Lynley apretó el auricular del teléfono. Notaba el ardor de la cólera en el pecho.

– ¿Qué le parece una orden judicial?-le preguntó en tono amable.

– Oiga, amigo, no me venga con esas puñetas…

– Le recuerdo, señor Houseman, que al margen de lo que usted pueda pensar, no es un personaje de una novela de Dashiell Hammett.

Lynley podía representarse al hombre con los pies sobre la mesa, una botella de bourbon en el cajón del archivador y pasando una pistola de una mano a la otra mientras sujetaba el teléfono entre el hombro y la cabeza. No andaba muy desencaminado.

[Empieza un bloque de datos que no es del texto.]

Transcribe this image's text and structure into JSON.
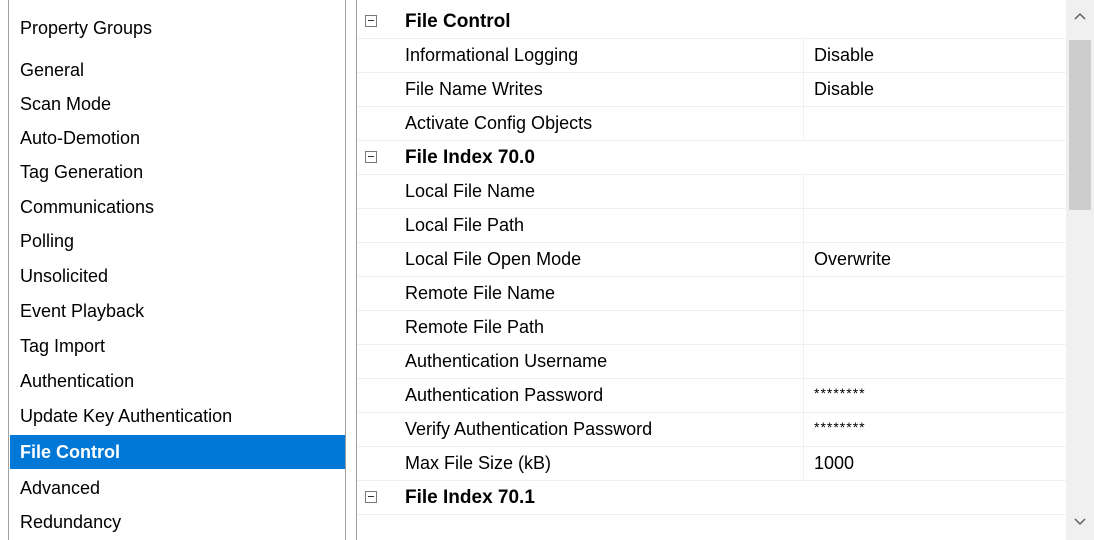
{
  "property_groups": {
    "heading": "Property Groups",
    "items": [
      {
        "label": "General",
        "selected": false
      },
      {
        "label": "Scan Mode",
        "selected": false
      },
      {
        "label": "Auto-Demotion",
        "selected": false
      },
      {
        "label": "Tag Generation",
        "selected": false
      },
      {
        "label": "Communications",
        "selected": false
      },
      {
        "label": "Polling",
        "selected": false
      },
      {
        "label": "Unsolicited",
        "selected": false
      },
      {
        "label": "Event Playback",
        "selected": false
      },
      {
        "label": "Tag Import",
        "selected": false
      },
      {
        "label": "Authentication",
        "selected": false
      },
      {
        "label": "Update Key Authentication",
        "selected": false
      },
      {
        "label": "File Control",
        "selected": true
      },
      {
        "label": "Advanced",
        "selected": false
      },
      {
        "label": "Redundancy",
        "selected": false
      }
    ]
  },
  "properties": {
    "file_control": {
      "title": "File Control",
      "rows": [
        {
          "name": "Informational Logging",
          "value": "Disable"
        },
        {
          "name": "File Name Writes",
          "value": "Disable"
        },
        {
          "name": "Activate Config Objects",
          "value": ""
        }
      ]
    },
    "file_index_70_0": {
      "title": "File Index 70.0",
      "rows": [
        {
          "name": "Local File Name",
          "value": ""
        },
        {
          "name": "Local File Path",
          "value": ""
        },
        {
          "name": "Local File Open Mode",
          "value": "Overwrite"
        },
        {
          "name": "Remote File Name",
          "value": ""
        },
        {
          "name": "Remote File Path",
          "value": ""
        },
        {
          "name": "Authentication Username",
          "value": ""
        },
        {
          "name": "Authentication Password",
          "value": "********"
        },
        {
          "name": "Verify Authentication Password",
          "value": "********"
        },
        {
          "name": "Max File Size (kB)",
          "value": "1000"
        }
      ]
    },
    "file_index_70_1": {
      "title": "File Index 70.1"
    }
  },
  "scrollbar": {
    "up_icon": "chevron-up-icon",
    "down_icon": "chevron-down-icon"
  },
  "colors": {
    "selection": "#0078d7",
    "grid_line": "#f0f0f0",
    "scroll_track": "#f0f0f0",
    "scroll_thumb": "#cdcdcd"
  }
}
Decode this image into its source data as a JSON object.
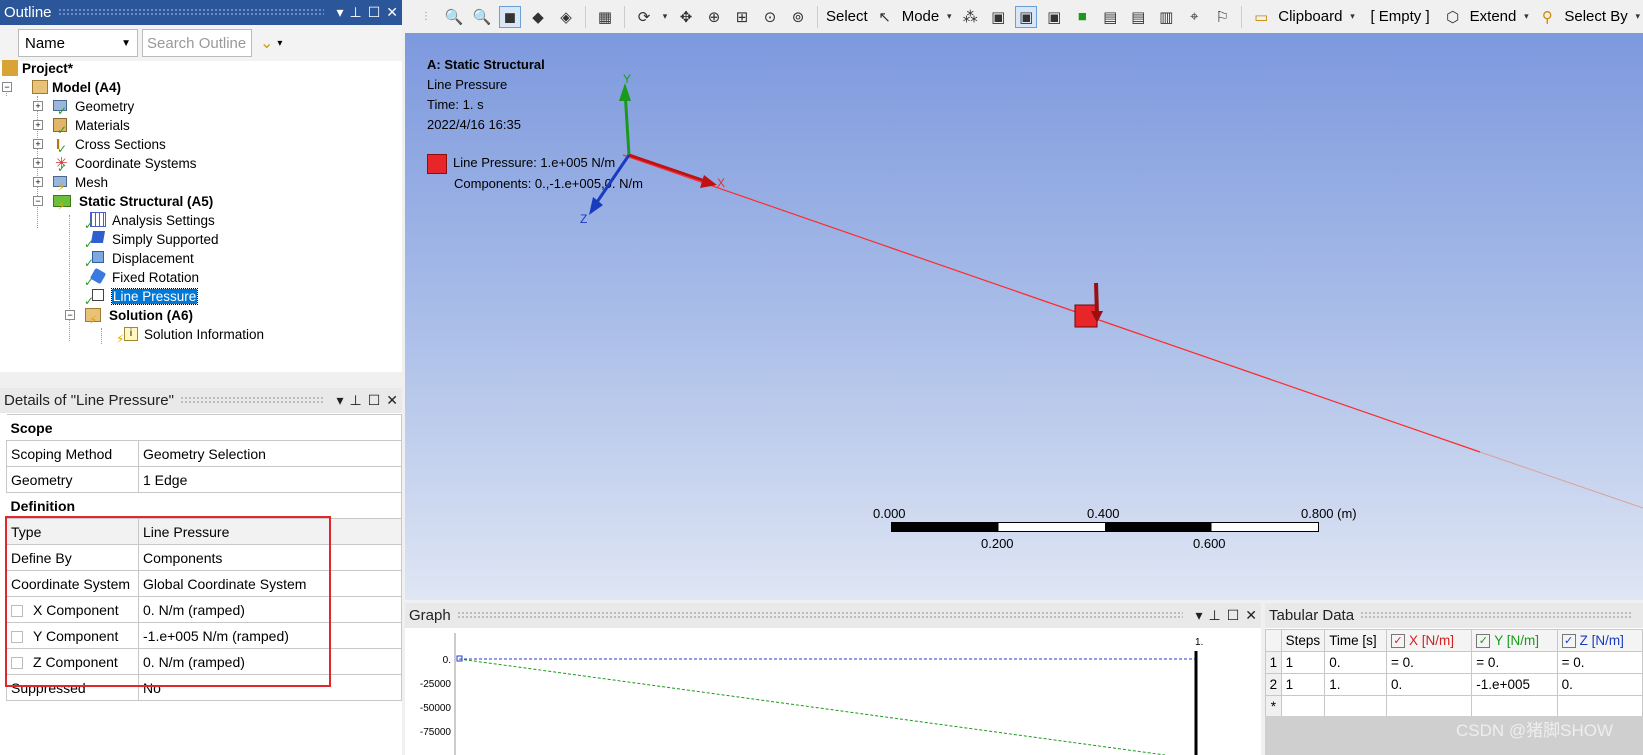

Harry Houseman miró a través de la sucia ventana de su despacho, encima de la barbería Jackie, en la plaza Trinity Church de Richmond. Caía una lluvia ligera, insuficiente para limpiar la ventana pero que bastaba destacar más la suciedad, y el detective se dijo que hacía un día de perros. Se había propuesto ir en coche a la costa -una dama de Whitby estaba muy deseosa de llevar a cabo una seria investigación privada con él-, pero el mal tiempo le había puesto de mal humor. Y bien sabía Dios que en aquellos días necesitaba tener cada vez más ánimo para que su virilidad respondiera como se esperaba de él. Sonrió, mostrando un diente con una corona metálica mal engastada que daba cierto aire de pirata a su aspecto por lo demás mundano: cabello castaño mate, ojos oscuros, piel cetrina y la incongruencia de unos labios llenos, sensuales.